Die Werkschau der Modedesign-Studenten der Hamburger HAW (Hochschule für Angewandte Wissenschaften) am vergangenen Wochenende war Teil des internationalen Designer- Nachwuchswettbewerbs „Selección Moda Brugal 2011“, dessen Finale im Dezember ebenfalls in Hamburg stattfinden wird. Die Hamburger Modeschule feiert in diesem Jahr ihr 70-jähriges Jubiläum und hat sich in dieser Zeit von einer Gewerbeschule für Mädchen zur anerkannten Designer-Talentschmiede mit solider Handwerksausbildung entwickelt.
Professor Peter Erich Seebacher, selbst HAW-Absolvent und nach einer internationalen Design-Karriere jetzt wieder in Hamburg, kommentierte den Erfolg der Schule auch dahingehend, dass die staatliche Förderung das Privileg biete, freier lehren zu können als die privaten Design-Ausbilder. Der 42-jährige betonte, dass für ihn der Kern guten Modedesigns darin bestehe, „Altes“ in einen neuen Kontext zu stellen.
„Tüdi“-Konzept ist mehr als Altkleider-Recycling
Ein „Tüdi“ ist – zumindest in Ostfriesland – ein Schatz. HAW-Absolventin Clara Langenbach hat beim Entwurf ihrer mit der Note 1,0 bewerteten Abschluss-Kollektion konsequent auf die „Tüdis“ in den Kleiderschränken anderer Leute abgestellt und die ausgedienten Lieblingsteile zu interessanten neuen Modellen verarbeitet. Sie selbst sagte über den Hintergrund ihrer Recycling-Entwürfe, dass sie einfach nichts wegwerfen mag. Für die Kollektion hat sie die Materialien der Altkleider in ihre Bestandteile zerlegt und zu neuen Stoffen verarbeitet.
Neben der Nachhaltigkeits-Idee setzte Langenbach dabei auch auf die Regionalisierung von Mode: die regionale Herkunft der „Grundstoffe“ wird durch die Zusammenarbeit mit regionalen Manufakturen ergänzt.
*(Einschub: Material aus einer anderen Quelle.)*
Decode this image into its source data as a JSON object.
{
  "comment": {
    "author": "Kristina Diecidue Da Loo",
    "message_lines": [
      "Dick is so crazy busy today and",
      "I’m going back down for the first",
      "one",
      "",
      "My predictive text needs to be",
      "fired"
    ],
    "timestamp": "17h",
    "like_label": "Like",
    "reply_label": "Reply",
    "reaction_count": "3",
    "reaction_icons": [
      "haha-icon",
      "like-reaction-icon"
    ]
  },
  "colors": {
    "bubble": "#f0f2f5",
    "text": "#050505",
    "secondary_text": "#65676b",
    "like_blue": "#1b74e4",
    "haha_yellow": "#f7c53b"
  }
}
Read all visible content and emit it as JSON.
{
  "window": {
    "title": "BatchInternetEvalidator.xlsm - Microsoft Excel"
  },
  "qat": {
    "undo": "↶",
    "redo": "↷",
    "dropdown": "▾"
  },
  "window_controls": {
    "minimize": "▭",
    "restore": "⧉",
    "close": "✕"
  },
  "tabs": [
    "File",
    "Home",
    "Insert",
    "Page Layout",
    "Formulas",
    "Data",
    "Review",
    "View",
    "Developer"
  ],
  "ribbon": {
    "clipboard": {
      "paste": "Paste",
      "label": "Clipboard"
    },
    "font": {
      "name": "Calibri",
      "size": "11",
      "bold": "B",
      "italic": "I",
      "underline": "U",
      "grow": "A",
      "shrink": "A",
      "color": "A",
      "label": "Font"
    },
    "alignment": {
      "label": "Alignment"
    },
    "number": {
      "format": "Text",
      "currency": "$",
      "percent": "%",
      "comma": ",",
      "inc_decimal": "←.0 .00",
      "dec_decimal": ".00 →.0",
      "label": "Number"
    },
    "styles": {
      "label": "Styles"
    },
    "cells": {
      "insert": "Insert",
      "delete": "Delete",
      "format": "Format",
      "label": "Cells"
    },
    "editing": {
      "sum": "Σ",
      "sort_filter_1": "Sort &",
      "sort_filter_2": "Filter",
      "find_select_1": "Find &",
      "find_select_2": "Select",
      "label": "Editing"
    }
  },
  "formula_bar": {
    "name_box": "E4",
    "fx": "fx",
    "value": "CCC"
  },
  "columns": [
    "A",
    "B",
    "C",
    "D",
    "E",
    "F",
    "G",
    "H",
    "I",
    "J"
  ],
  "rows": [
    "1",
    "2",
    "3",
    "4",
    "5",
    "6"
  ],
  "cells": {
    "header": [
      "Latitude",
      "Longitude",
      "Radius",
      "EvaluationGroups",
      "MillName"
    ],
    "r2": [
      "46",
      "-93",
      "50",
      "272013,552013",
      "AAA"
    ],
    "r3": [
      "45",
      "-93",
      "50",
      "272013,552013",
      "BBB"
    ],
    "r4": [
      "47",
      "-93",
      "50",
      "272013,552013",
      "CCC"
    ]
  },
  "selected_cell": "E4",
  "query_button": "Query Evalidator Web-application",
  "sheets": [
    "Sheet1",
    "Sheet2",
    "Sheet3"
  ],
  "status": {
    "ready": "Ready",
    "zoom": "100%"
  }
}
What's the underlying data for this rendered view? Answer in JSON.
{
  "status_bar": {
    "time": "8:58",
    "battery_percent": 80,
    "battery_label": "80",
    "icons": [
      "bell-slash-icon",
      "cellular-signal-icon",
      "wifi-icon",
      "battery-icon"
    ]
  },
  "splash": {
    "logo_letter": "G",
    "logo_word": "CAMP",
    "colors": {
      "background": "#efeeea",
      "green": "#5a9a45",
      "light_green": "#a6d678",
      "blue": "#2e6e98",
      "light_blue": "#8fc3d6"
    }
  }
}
Was auf den ersten Blick abenteuerlich erscheint, bewerteten ihre Lehrer als kreativen und innovativen Ansatz, der in der Branche insgesamt immer mehr an Bedeutung gewinnt und eine mögliche Perspektive von Produktionsabläufen in der Modeindustrie umreißt.
Nachhaltigkeit ohne Öko-Malus
Auch Christina Ruch stellte Nachhaltigkeit in den Vordergrund ihrer Kollektion. In ihren zu 100 Prozent handgearbeiteten Kreationen wurden ausschließlich Naturfasern verarbeitet. Ein heller „Persianer“ aus Hanfwolle aus dem Baumarkt ist wohl ihr derzeit extravagantestes Teil, das zusammen mit einem bodenlangen Rock aus weißer Seide zum stylishen Abendoutfit wurde. Außerdem möchte sie mit ihrem Design einen „zeitfreien“ Stil präsentieren, der gleichzeitig beweist, dass Öko-Mode absolut up to date sein kann. Die 23-jährige, die als ihre Lieblings-Designerin Stella McCartney benannte, sieht sich damit als Vertreterin eines aktuellen Design-Trends, der auf Nachhaltigkeit und Naturmaterialien aufbaut.
Alles in allem – die HAW bietet für angehende Designer einen etwas anderen kreativen Raum, als man es von Design-Schulen normalerweise erwartet. Die Branche selbst honoriert das Konzept. HAW-Absolventen werden von der Modeindustrie gern übernommen, andere – etwa Angelica Blechschmidt, die langjährige Chefin der deutschen „Vogue“ – wurden vor dem HAW-Hintergrund prominent oder führen heute erfolgreich eigene Kreativ-Labels.